Friday, 19 Apr 2024

Incest Scandal Sets Off a New #MeToo Movement in France

PARIS — The testimonies have surfaced by the hundreds.

“I was 8, I was abused by my uncle,” read one post on Twitter. “My father, from 7 to 14 years old,” another tweet said. “It was supposed to be a vacation, which quickly turned into a nightmare,” someone else posted.

A scandal involving a prominent French intellectual accused of sexually abusing his teenage stepson has prompted a wave of testimonies on social media from people in France who say they were also victims of incest, shedding light on what campaigners say is a major problem.

Just as the #Metoo movement gained momentum on social networks three years ago, France’s current reckoning on incest has been driven by a hashtag, #Metooinceste, under which some 20,000 tweets had been posted as of Monday afternoon. Hundreds of the posts were wrenching accounts from people who said they had been sexually abused as children by adult family members.

“Victims’ voices are getting louder,” said Patrick Loiseleur, the vice president of Facing Incest, a French organization that has advocated for better recognition of the extent of the issue.

French law defines incest as a sexual relationship between two people who are related to each other to a degree where marriage is prohibited, including between siblings or between stepparents and stepchildren. But French law criminalizes incest only in the case of sexual abuse, such as rape or a sexual relationship between an adult and a minor.

The deluge of testimonies on Twitter have come in the wake of the scandal surrounding Olivier Duhamel, a prominent political scientist and TV commentator, who was accused by his stepdaughter, Camille Kouchner, of having abused her twin brother, starting when he was 14. Such abuse would be considered incest under French law, even though the boy was Mr. Duhamel’s stepson.

In a book released 11 days ago, “La Familia Grande,” Ms. Kouchner recounts how Mr. Duhamel abused her brother at night before he went to bed for a period of about two to three years. She writes that her brother, who told her about the abuse, had asked her to keep “this secret.”

“Anger didn’t come right away,” Ms. Kouchner writes. “Misunderstanding persisted for a long time, followed by silence, for an even longer time.”

A study released in November by Facing Incest and the polling firm Ipsos revealed that one in 10 French people say they have been the victim of incest, a proportion that has increased over time as more people have felt emboldened to come forward. According to the polling firm, the proportion was 3 percent in 2009 and 6 percent in 2015.

Brigitte Macron, the French first lady, told TF1, a French TV station, on Sunday, “It is absolutely necessary that these actions are known, and that these actions are not silenced.”

Mr. Loiseleur said, “Incest is like the elephant in the room that nobody wants to see,” adding, “It is the most widespread form of sexual violence and the least talked about.”

Similar to the scandal around the pedophile writer Gabriel Matzneff, the allegations against Mr. Duhamel have caused a significant stir within the French establishment. Mr. Duhamel was a towering figure as the head of the governing board overseeing the prestigious Sciences Po university in Paris and president of “Le Siècle,” an elite social club in the capital. Suspicions have grown over the past two weeks about who might have known about the accusations and kept silent.

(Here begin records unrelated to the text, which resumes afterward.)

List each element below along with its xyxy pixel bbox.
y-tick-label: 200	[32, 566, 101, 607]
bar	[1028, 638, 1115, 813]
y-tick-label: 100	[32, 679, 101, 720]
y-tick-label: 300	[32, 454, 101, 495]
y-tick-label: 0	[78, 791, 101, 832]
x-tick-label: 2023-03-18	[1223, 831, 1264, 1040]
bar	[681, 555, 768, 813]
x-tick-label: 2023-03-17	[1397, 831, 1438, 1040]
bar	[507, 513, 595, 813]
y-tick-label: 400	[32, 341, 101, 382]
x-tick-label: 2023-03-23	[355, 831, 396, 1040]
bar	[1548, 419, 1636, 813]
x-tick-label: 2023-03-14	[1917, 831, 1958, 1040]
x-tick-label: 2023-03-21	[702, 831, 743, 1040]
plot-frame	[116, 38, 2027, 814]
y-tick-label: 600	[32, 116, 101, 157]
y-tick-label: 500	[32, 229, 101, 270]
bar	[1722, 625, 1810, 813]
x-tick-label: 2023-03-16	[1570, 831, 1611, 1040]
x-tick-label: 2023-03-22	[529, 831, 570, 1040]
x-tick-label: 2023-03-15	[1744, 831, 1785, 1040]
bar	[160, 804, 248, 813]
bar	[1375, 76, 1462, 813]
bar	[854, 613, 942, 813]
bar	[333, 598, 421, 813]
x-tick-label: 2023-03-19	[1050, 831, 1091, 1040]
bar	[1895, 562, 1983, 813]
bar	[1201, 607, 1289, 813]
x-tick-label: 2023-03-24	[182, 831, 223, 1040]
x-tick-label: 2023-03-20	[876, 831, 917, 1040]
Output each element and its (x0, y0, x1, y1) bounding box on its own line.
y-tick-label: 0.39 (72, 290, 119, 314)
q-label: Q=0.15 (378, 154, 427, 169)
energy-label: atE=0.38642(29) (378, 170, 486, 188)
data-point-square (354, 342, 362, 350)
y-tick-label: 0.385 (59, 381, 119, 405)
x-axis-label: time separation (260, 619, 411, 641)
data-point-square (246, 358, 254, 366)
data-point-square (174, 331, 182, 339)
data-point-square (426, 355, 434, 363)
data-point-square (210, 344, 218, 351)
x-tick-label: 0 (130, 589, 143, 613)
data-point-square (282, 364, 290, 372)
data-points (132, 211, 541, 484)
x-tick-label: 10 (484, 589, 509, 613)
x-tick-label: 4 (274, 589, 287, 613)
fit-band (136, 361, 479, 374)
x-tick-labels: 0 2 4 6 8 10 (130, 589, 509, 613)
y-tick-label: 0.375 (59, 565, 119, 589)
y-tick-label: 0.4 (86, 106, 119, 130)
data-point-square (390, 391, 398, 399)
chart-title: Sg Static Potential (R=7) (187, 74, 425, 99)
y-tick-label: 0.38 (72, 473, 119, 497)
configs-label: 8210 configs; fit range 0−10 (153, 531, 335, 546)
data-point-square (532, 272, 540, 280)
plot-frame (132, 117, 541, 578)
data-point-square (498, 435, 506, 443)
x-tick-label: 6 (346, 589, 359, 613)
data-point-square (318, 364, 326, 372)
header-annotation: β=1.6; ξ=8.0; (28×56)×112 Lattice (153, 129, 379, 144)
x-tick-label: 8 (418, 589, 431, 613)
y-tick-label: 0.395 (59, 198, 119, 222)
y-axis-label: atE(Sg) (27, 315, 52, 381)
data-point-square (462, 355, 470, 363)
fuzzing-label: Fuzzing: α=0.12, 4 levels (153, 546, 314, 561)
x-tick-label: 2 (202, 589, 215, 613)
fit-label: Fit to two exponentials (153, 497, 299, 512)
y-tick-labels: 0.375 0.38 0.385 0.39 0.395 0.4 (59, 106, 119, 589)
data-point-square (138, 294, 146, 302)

Frédéric Mion, the director of Sciences Po, who according to the newspaper Le Monde had known about the allegations since 2018, has been under pressure from his students to step down. Élisabeth Guigou, a former justice minister and close friend of Mr. Duhamel, resigned last week as the head of a committee on sexual violence against children, but she said she had been unaware of the alleged abuse.

Mr. Loiseleur said incest needed to be identified “as a public health issue that requires significant resources.” His organization has long called on the authorities to make incest a specific crime, with no statute of limitations.

France recently extended the statute of limitations for rape against a minor to 30 years, from 20 years, and two bills that would create an age of consent for sexual relationships with a minor will soon be introduced for examination in Parliament.

French laws prohibit sex between an adult and a minor under the age of 15, but it is not automatically considered rape. Further circumstances, such as the use of coercion, threats, or violence, are necessary to characterize such sexual relationships as rape.

Alexandra Louis, a French lawmaker, said that she was working on a bill that would effectively criminalize incest and strengthen the criminalization of sexual relationships between an adult and a minor under the age of 15.

In many cases at the moment, she added, “Incest has no real consequences in terms of criminal punishment.”